At this year's Republican Convention, Mike Huckabee said, "Abraham Lincoln reminded us that a government that can do everything for us can also take everything from us." I've been trying to figure out what he meant by that. In Lincoln's day, it was the Democratic Party that preached laissez-faire, free trade, and states' rights, while the Republicans advocated increased taxation, protectionism, and an activist federal government. Was Huckabee mythologizing Lincoln as a small-government conservative? Or was he criticizing the massive government expansion that Lincoln in fact engendered? I suspect it was a little of both, because nowadays the party of Lincoln is also the party of neo-Confederates.
I often see Republican politicians walk that tightrope, invoking the mantle of Lincoln without directly praising Lincoln's politics. It's striking that Democrats rarely do this with their presidential godfather, Thomas Jefferson, who, similarly, didn't have much in common with today's Democrats. ("That government is best which governs least.") Huckabee's reference to Lincoln was one of several during the Republican Convention, but the Democratic Convention featured just one reference to Jefferson, and it was in a speech by Jim Leach, a Republican.
I can understand why. Historians of all political stripes consider Lincoln the greatest U.S. president, who kept the nation from splitting apart and oversaw the abolition of slavery, perhaps the most important moral development in our nation's history. When reading about Republicans in the nineteenth century, it is hard not to think of them simply as the good guys and the Democrats as the villains. While the picture was more complicated than that, the Republicans did begin as an anti-slavery party and continued to support the interests of African Americans after the Civil War, even as Democrats were loudly proclaiming the inferiority of the Negro. The Democrats' racism continued well into the twentieth century, with their support for the Jim Crow laws.
Modern-day Republicans like to point out these ugly facts to undermine the Democratic Party's legitimacy on race issues. But the fact remains that the Democrats, to a large extent, were the ones who first embraced the civil rights movement of the 1960s. That a white-supremacist party evolved into a civil-rights party--and, ultimately, became the first party to nominate a black man for president--is one of the more remarkable facts about our nation's political history.
How and why these realignments happened is the subject of Lewis Gould's 2003 book Grand Old Party. Gould argues that certain features of the Republican Party have remained constant even as its philosophy of government, as well as its demographics, changed. Among other things, Republicans always had a close relationship with the business community. That they initially saw no conflict between this relationship and their regulatory views suggests how radically different society was back then.
According to Gould, Teddy Roosevelt's departure from the Republican Party was a seminal event in solidifying the party's conservative philosophy. The other Roosevelt's presidency, on the other hand, represented the beginnings of the Democratic Party's embrace of welfare capitalism. That was when blacks began migrating to the Democrats. Southern whites remained attached to the party and wouldn't start to become agitated until Truman's administration.

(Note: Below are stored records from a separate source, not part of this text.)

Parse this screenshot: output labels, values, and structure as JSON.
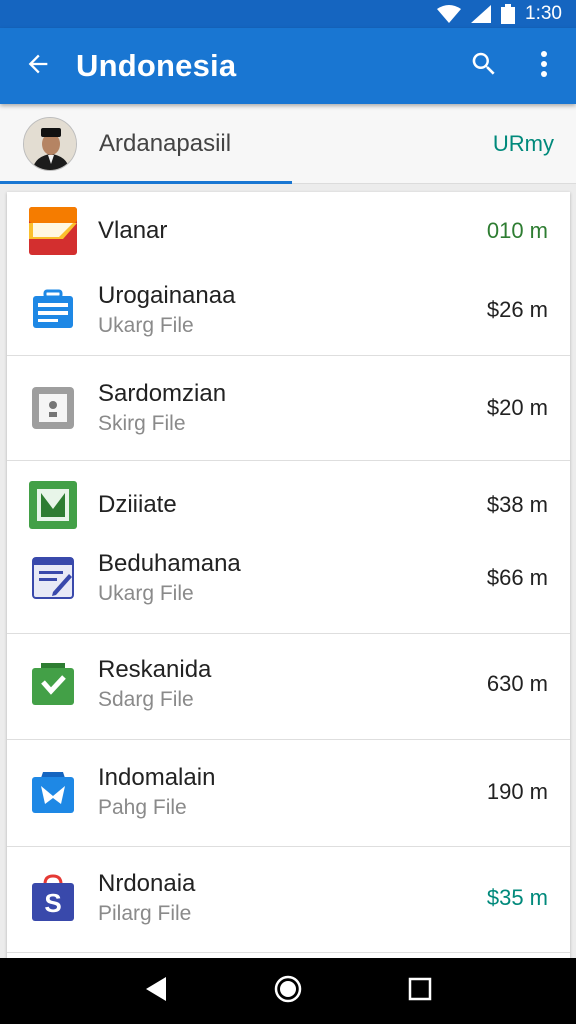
{
  "status_bar": {
    "time": "1:30",
    "icons": [
      "wifi-icon",
      "signal-icon",
      "battery-icon"
    ]
  },
  "app_bar": {
    "title": "Undonesia",
    "back_icon": "arrow-back-icon",
    "search_icon": "search-icon",
    "more_icon": "more-vert-icon"
  },
  "account": {
    "name": "Ardanapasiil",
    "action": "URmy"
  },
  "colors": {
    "primary": "#1976d2",
    "status": "#1565c0",
    "green": "#2e7d32",
    "teal": "#00897b"
  },
  "items": [
    {
      "icon": "card-icon",
      "title": "Vlanar",
      "subtitle": "",
      "value": "010 m",
      "value_color": "#2e7d32"
    },
    {
      "icon": "briefcase-icon",
      "title": "Urogainanaa",
      "subtitle": "Ukarg File",
      "value": "$26 m",
      "value_color": "#222222"
    },
    {
      "icon": "document-box-icon",
      "title": "Sardomzian",
      "subtitle": "Skirg File",
      "value": "$20 m",
      "value_color": "#222222"
    },
    {
      "icon": "checkbox-icon",
      "title": "Dziiiate",
      "subtitle": "",
      "value": "$38 m",
      "value_color": "#222222"
    },
    {
      "icon": "notes-icon",
      "title": "Beduhamana",
      "subtitle": "Ukarg File",
      "value": "$66 m",
      "value_color": "#222222"
    },
    {
      "icon": "check-bag-icon",
      "title": "Reskanida",
      "subtitle": "Sdarg File",
      "value": "630 m",
      "value_color": "#222222"
    },
    {
      "icon": "camera-icon",
      "title": "Indomalain",
      "subtitle": "Pahg File",
      "value": "190 m",
      "value_color": "#222222"
    },
    {
      "icon": "shopping-bag-icon",
      "title": "Nrdonaia",
      "subtitle": "Pilarg File",
      "value": "$35 m",
      "value_color": "#00897b"
    }
  ],
  "nav": {
    "back": "nav-back-icon",
    "home": "nav-home-icon",
    "recents": "nav-recents-icon"
  }
}
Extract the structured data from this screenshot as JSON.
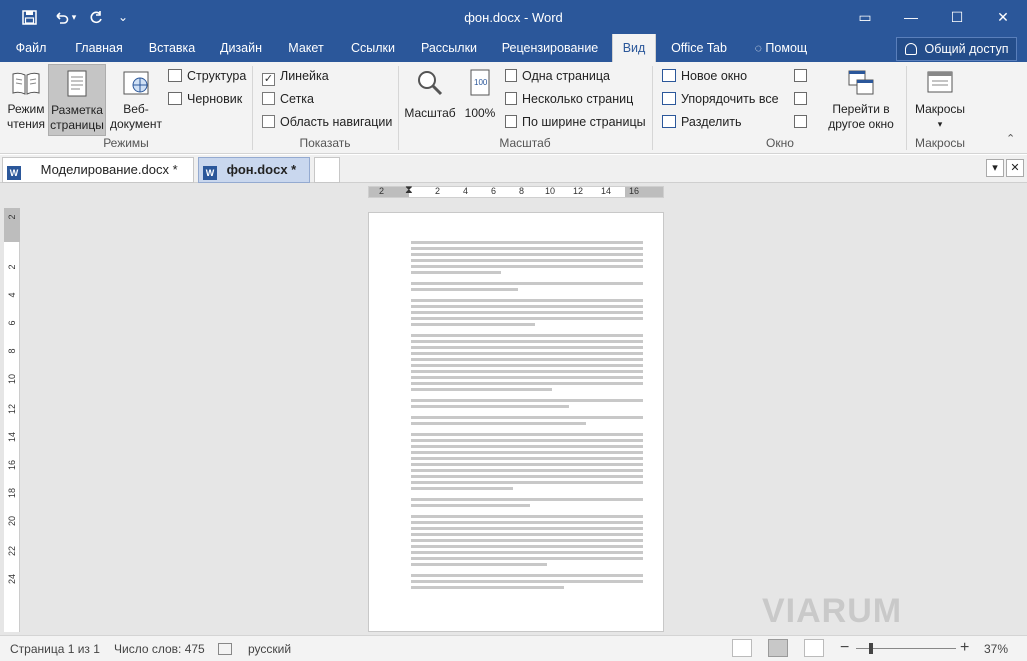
{
  "window": {
    "title": "фон.docx - Word",
    "controls": {
      "ribbon_display": "▭",
      "minimize": "—",
      "maximize": "☐",
      "close": "✕"
    }
  },
  "quick_access": {
    "save_icon": "save-icon",
    "undo_icon": "undo-icon",
    "redo_icon": "redo-icon",
    "customize": "⌄"
  },
  "tabs": [
    {
      "label": "Файл"
    },
    {
      "label": "Главная"
    },
    {
      "label": "Вставка"
    },
    {
      "label": "Дизайн"
    },
    {
      "label": "Макет"
    },
    {
      "label": "Ссылки"
    },
    {
      "label": "Рассылки"
    },
    {
      "label": "Рецензирование"
    },
    {
      "label": "Вид",
      "active": true
    },
    {
      "label": "Office Tab"
    }
  ],
  "tell_me": "Помощ",
  "share_button": "Общий доступ",
  "ribbon": {
    "modes": {
      "group_label": "Режимы",
      "read_mode": [
        "Режим",
        "чтения"
      ],
      "print_layout": [
        "Разметка",
        "страницы"
      ],
      "web_layout": [
        "Веб-",
        "документ"
      ],
      "outline": "Структура",
      "draft": "Черновик"
    },
    "show": {
      "group_label": "Показать",
      "ruler": "Линейка",
      "ruler_checked": true,
      "gridlines": "Сетка",
      "nav_pane": "Область навигации"
    },
    "zoom": {
      "group_label": "Масштаб",
      "zoom": "Масштаб",
      "hundred": "100%",
      "one_page": "Одна страница",
      "multiple_pages": "Несколько страниц",
      "page_width": "По ширине страницы"
    },
    "window": {
      "group_label": "Окно",
      "new_window": "Новое окно",
      "arrange_all": "Упорядочить все",
      "split": "Разделить",
      "switch_windows": [
        "Перейти в",
        "другое окно"
      ]
    },
    "macros": {
      "group_label": "Макросы",
      "macros": "Макросы"
    }
  },
  "doc_tabs": [
    {
      "label": "Моделирование.docx *"
    },
    {
      "label": "фон.docx *",
      "active": true
    }
  ],
  "doc_tab_controls": {
    "dropdown": "▾",
    "close": "✕"
  },
  "rulers": {
    "horizontal": [
      "2",
      "2",
      "4",
      "6",
      "8",
      "10",
      "12",
      "14",
      "16"
    ],
    "vertical": [
      "2",
      "2",
      "4",
      "6",
      "8",
      "10",
      "12",
      "14",
      "16",
      "18",
      "20",
      "22",
      "24"
    ]
  },
  "status": {
    "page": "Страница 1 из 1",
    "words": "Число слов: 475",
    "language": "русский",
    "zoom_minus": "−",
    "zoom_plus": "+",
    "zoom_percent": "37%",
    "zoom_level": 0.37
  },
  "watermark": "VIARUM",
  "colors": {
    "brand": "#2b579a",
    "ribbon_bg": "#f3f3f3",
    "workspace": "#e6e6e6"
  }
}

It was in the 1960s, especially in the candidacy of Barry Goldwater and in LBJ's passage of key civil-rights legislation, that the white South became solidly Republican, while African Americans became solidly Democrat. Goldwater's role in this process was not entirely fair. He was generally supportive of civil rights, and he had helped desegregate the Arizona National Guard. But his opposition to the Civil Rights Act of 1964 had an important symbolic impact.
Both parties eventually reached a consensus on the issue of desegregation. But it is hard to forget what initiated the realignment of the South. One notable Dixiecrat-turned-Republican was Strom Thurmond, famous for the longest filibuster in history to stop the Civil Rights Act of 1957 (which Goldwater supported). On the other hand, ex-Klansman Robert Byrd remained in the Democratic Party. Of course, neither of these men continued to preach racism after the 1960s.
That's what makes the question of "Where did the racists go?" so complicated. Some of them had a genuine change of heart, regardless of which party they ended up in. They all grew old while the younger generation forged its identity in a world more accepting of diversity. But African Americans have not forgotten how the parties developed to their current state, which is why the vast majority of them vote Democrat to this day despite holding some conservative views.
There is still evidence of racism among whites in both parties. A recent study suggested that one-third of white Democrats and independents hold negative views of blacks. Blogger Nate Silver has criticized the survey for both its methodology and its attempts to draw conclusions about the current election, but I have observed throughout this year that many Democrats are beginning to notice the old-fashioned racists still lurking within their own party. It is time to engage in a little reflection and stop placing the blame solely with the other party.